Longe de serem meras paisagens abertas ou “terras vazias”, esses biomas funcionam como verdadeiros bancos naturais. Eles abrigam cerca de um terço dos hotspots de biodiversidade do mundo e estocam entre 20% e 35% de todo o carbono absorvido pelo solo no planeta, um serviço ambiental vital para a regulação do clima. A conversão dessas áreas para pastagens ou monoculturas não só libera esse carbono na atmosfera como também destrói habitats e compromete a proteção do solo contra a erosão e a capacidade de armazenamento de água, benefícios que sustentam comunidades locais e ecossistemas inteiros.
A pesquisa, conduzida por uma equipe internacional com participação da Universidade de Tecnologia Chalmers, na Suécia, analisou dados de 2005 a 2020 para mapear onde, por quê e para quem essa transformação ocorre. O resultado é um retrato detalhado de uma pressão insustentável: o apetite global por carne, leite, cereais, nozes e sementes oleaginosas dita o ritmo da destruição, tanto para abastecer mercados internos quanto para atender à demanda de exportação. O Brasil aparece no topo desse preocupante ranking, concentrando sozinho 13% de toda a área de vegetação não florestal convertida no período, seguido por Rússia, Índia, China e Estados Unidos, cada um com cerca de 6%.
Diferentemente do desmate em florestas, concentrado em países tropicais, a devastação desses outros ecossistemas ocorre também em nações de renda alta e no Leste Europeu, frequentemente dentro das fronteiras da União Europeia. Os pesquisadores ressaltam que a expansão da fronteira agrícola sobre esses territórios permaneceu por muito tempo fora do foco dos debates ambientais. O novo estudo reforça a necessidade de políticas de conservação mais abrangentes, que não se limitem às florestas, e coloca a responsabilidade sobre os ombros de produtores e consumidores integrados nas cadeias de suprimento globais.

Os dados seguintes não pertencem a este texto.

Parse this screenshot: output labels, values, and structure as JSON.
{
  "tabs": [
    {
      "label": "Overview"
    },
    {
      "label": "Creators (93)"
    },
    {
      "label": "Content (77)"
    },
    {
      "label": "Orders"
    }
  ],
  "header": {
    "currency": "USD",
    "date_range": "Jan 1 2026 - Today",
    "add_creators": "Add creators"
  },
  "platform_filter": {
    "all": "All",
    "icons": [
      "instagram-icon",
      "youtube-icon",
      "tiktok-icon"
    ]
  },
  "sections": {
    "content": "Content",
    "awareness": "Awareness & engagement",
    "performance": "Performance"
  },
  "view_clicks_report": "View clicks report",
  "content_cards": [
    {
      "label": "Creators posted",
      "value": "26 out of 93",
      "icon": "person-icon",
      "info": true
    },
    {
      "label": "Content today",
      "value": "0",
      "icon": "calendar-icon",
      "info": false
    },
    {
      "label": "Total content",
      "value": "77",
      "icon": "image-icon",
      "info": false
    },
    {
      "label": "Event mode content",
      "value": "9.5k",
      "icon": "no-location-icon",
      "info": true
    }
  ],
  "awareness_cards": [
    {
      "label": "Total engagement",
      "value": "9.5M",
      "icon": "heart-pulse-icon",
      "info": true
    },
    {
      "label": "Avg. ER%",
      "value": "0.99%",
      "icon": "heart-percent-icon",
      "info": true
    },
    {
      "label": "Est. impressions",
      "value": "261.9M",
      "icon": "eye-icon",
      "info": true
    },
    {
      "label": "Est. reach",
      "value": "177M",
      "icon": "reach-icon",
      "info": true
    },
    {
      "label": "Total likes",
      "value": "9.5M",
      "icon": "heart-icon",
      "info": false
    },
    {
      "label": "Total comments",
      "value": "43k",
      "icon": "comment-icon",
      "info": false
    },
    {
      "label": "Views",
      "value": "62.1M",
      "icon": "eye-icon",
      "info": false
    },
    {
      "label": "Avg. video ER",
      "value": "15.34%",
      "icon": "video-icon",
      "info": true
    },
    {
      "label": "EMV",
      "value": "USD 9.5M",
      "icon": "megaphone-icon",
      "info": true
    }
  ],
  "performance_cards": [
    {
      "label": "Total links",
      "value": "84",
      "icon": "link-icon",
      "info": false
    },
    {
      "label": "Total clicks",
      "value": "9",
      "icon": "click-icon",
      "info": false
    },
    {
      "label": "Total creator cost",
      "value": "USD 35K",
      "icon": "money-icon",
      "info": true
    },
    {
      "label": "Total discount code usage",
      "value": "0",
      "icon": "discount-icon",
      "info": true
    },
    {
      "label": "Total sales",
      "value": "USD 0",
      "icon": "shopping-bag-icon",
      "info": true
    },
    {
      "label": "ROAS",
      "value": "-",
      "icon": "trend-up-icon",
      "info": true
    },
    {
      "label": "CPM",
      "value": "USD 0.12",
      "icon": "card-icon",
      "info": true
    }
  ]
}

A mensagem central da pesquisa é clara: proteger o planeta exige um olhar mais atento a ecossistemas até então negligenciados. Ignorar o desaparecimento acelerado de campos e áreas úmidas significa comprometer a biodiversidade e a estabilidade climática em uma frente muito mais ampla do que se imaginava. A transformação para pasto ou lavoura, uma vez feita, apaga séculos de construção ecológica, e o custo dessa perda se reflete muito além das fronteiras onde a terra é arada ou gradeada.